Mutuelle des étudiants

La fin de la LMDE

Publié le : 30/05/2015 

Le 28 mai dernier, la Caisse nationale d’assurance maladie a présenté les modalités de sa reprise en main de la mutuelle étudiante à la dérive. La LMDE ne disparaît pas formellement, mais elle ne sera plus que l’ombre d’elle-même dès la rentrée prochaine.

 

Le principe d’une reprise en main des activités de gestion du régime obligatoire de Sécurité sociale étudiante de la LMDE par la Caisse nationale d’assurance maladie des travailleurs salariés (Cnamts) était arrêté depuis plusieurs semaines. Incapable d’assumer sa délégation de gestion, la LMDE a été placée en juillet dernier sous administration provisoire, et en février 2015 sous sauvegarde de justice.

Jeudi 28 mai, le directeur général de la Cnamts, Nicolas Revel, a présenté les modalités de la reprise en présence d’Anne-Marie Cozien, administratrice provisoire de la LMDE. Le plan a été approuvé le 12 mai lors d’une assemblée générale de la mutuelle.

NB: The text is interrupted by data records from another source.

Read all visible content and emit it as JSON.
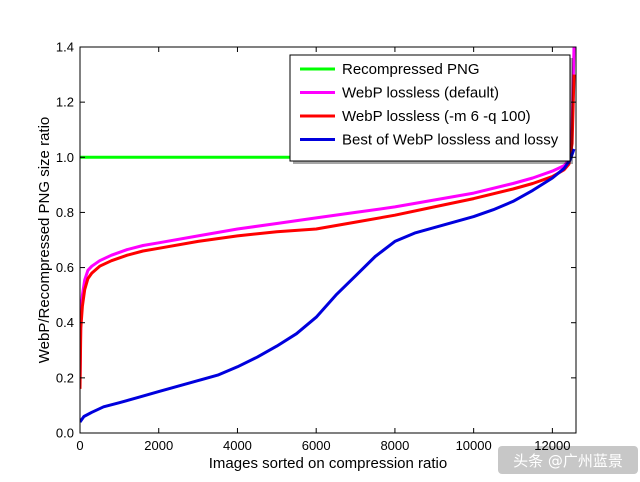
{
  "chart_data": {
    "type": "line",
    "xlabel": "Images sorted on compression ratio",
    "ylabel": "WebP/Recompressed PNG size ratio",
    "xlim": [
      0,
      12600
    ],
    "ylim": [
      0,
      1.4
    ],
    "x_ticks": [
      0,
      2000,
      4000,
      6000,
      8000,
      10000,
      12000
    ],
    "y_ticks": [
      0.0,
      0.2,
      0.4,
      0.6,
      0.8,
      1.0,
      1.2,
      1.4
    ],
    "x_tick_labels": [
      "0",
      "2000",
      "4000",
      "6000",
      "8000",
      "10000",
      "12000"
    ],
    "y_tick_labels": [
      "0.0",
      "0.2",
      "0.4",
      "0.6",
      "0.8",
      "1.0",
      "1.2",
      "1.4"
    ],
    "grid": false,
    "legend_position": "top-right",
    "series": [
      {
        "name": "Recompressed PNG",
        "color": "#00ff00",
        "x": [
          0,
          12500
        ],
        "y": [
          1.0,
          1.0
        ]
      },
      {
        "name": "WebP lossless (default)",
        "color": "#ff00ff",
        "x": [
          0,
          20,
          60,
          120,
          200,
          300,
          500,
          800,
          1200,
          1600,
          2000,
          3000,
          4000,
          5000,
          6000,
          7000,
          8000,
          9000,
          10000,
          11000,
          11500,
          12000,
          12300,
          12420,
          12500,
          12550
        ],
        "y": [
          0.2,
          0.42,
          0.5,
          0.555,
          0.59,
          0.605,
          0.625,
          0.645,
          0.665,
          0.68,
          0.69,
          0.715,
          0.74,
          0.76,
          0.78,
          0.8,
          0.82,
          0.845,
          0.87,
          0.905,
          0.925,
          0.95,
          0.97,
          0.99,
          1.1,
          1.4
        ]
      },
      {
        "name": "WebP lossless (-m 6 -q 100)",
        "color": "#ff0000",
        "x": [
          0,
          20,
          60,
          120,
          200,
          300,
          500,
          800,
          1200,
          1600,
          2000,
          3000,
          4000,
          5000,
          6000,
          7000,
          8000,
          9000,
          10000,
          11000,
          11500,
          12000,
          12300,
          12420,
          12500,
          12550
        ],
        "y": [
          0.16,
          0.38,
          0.46,
          0.52,
          0.56,
          0.58,
          0.605,
          0.625,
          0.645,
          0.66,
          0.67,
          0.695,
          0.715,
          0.73,
          0.74,
          0.765,
          0.79,
          0.82,
          0.85,
          0.885,
          0.905,
          0.93,
          0.955,
          0.975,
          1.05,
          1.3
        ]
      },
      {
        "name": "Best of WebP lossless and lossy",
        "color": "#0000dd",
        "x": [
          0,
          100,
          300,
          600,
          1000,
          1500,
          2000,
          2500,
          3000,
          3500,
          4000,
          4500,
          5000,
          5500,
          6000,
          6500,
          7000,
          7500,
          8000,
          8500,
          9000,
          9500,
          10000,
          10500,
          11000,
          11500,
          12000,
          12300,
          12450,
          12550
        ],
        "y": [
          0.04,
          0.06,
          0.075,
          0.095,
          0.11,
          0.13,
          0.15,
          0.17,
          0.19,
          0.21,
          0.24,
          0.275,
          0.315,
          0.36,
          0.42,
          0.5,
          0.57,
          0.64,
          0.695,
          0.725,
          0.745,
          0.765,
          0.785,
          0.81,
          0.84,
          0.88,
          0.925,
          0.96,
          0.99,
          1.03
        ]
      }
    ]
  },
  "watermark": {
    "text": "头条 @广州蓝景"
  }
}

À la rentrée prochaine, l’Assurance maladie aura intégré 480 des 600 salariés de la LMDE (dont 100 CDD). Nicolas Revel s’est refusé à toute « appréciation sur la productivité » de la LMDE, mais il a précisé que les intéressés ne seraient pas tous affectés à la prise en charge des étudiants.

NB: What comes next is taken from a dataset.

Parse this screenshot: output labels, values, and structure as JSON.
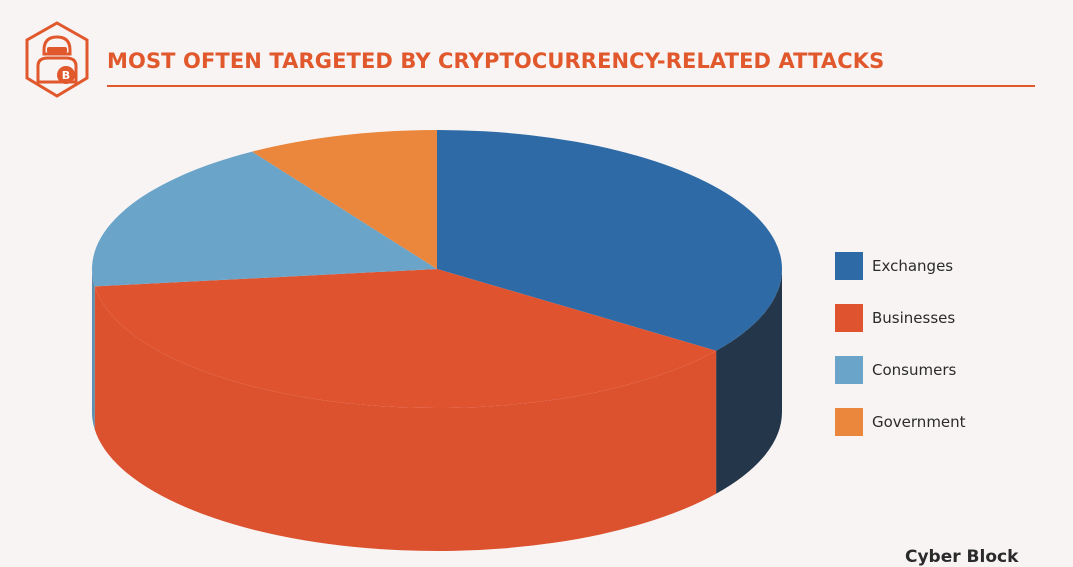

Trois centres de Sécurité sociale (Rennes, Poitiers et Créteil) géreront les remboursements. La LMDE ne gardera que l’affiliation sur les campus ainsi que des missions de prévention. Un chiffre résume la fonte de son périmètre d’action : jusqu’à présent, la LMDE touchait chaque année quelque 42 millions d’euros de la Cnamts. Cette « remise de gestion » sera désormais de 5 millions d’euros seulement. Quand les étudiants appelleront la mutuelle, c’est l’Assurance maladie qui répondra. Les étudiants pourront ouvrir un compte Ameli, comme les salariés. Au besoin, ils se rendront dans un des 2 100 points d’accueil de l’Assurance maladie.

 

90 millions d’euros de passif

Au-delà de quelques phrases de circonstances sur le « respect des spécificités du régime étudiant », le directeur général a en réalité annoncé la mort de la LMDE en tant qu’organisme de sécurité sociale. Il l’a fait sous le regard approbateur de l’administratrice provisoire, Anne-Marie Cozien, qui a qualifié de « cauchemar » la situation dans laquelle elle avait trouvé la mutuelle, plombée par « une gestion désastreuse », au début de sa mission.

Traduction chiffrée de ce désastre : la LMDE aurait accumulé quelque 600 000 dossiers en souffrance. La Cnamts va les prendre en charge, en plus des 920 000 étudiants affiliés, soit 1,5 million de dossiers au total. Une cellule de conciliation sera mise en place pour les cas les plus litigieux.

La LMDE a par ailleurs 90 millions d’euros de passif. Anne-Marie Cozien dit compter sur la « solidarité mutualiste » pour effacer les dettes les plus importantes, contractées notamment auprès de la Mutuelle générale de l’Éducation nationale (MGEN) et de la Matmut.

La LMDE vend aussi des complémentaires santé (315 000 souscrites à ce jour). Cette activité devrait être reprise par Intériale, mutuelle de la police et des fonctionnaires territoriaux, qui « définira ses besoins » en termes de personnel, a précisé Anne-Marie Cozien.

L’administratrice provisoire a en outre confirmé une information surprenante : la Mutuelle nationale des étudiants de France (Mnef), ancêtre de la LMDE, placée en liquidation judiciaire en novembre 2000, existe toujours juridiquement ! Le liquidateur poursuit sa mission, réglant d’ultimes contentieux avec la LMDE, 15 ans après le passage de relais entre les deux structures.

Plutôt positives pour les étudiants, ces nouvelles placent les mutuelles régionales du réseau Emevia, concurrentes de la LMDE, dans une position singulière. Alors qu’elles ont moins démérité que la LMDE, les voilà en rivalité sur les campus avec un organisme qui, à force de défaillances, peut désormais promettre la qualité de service indéniable de la Caisse nationale d’assurance maladie.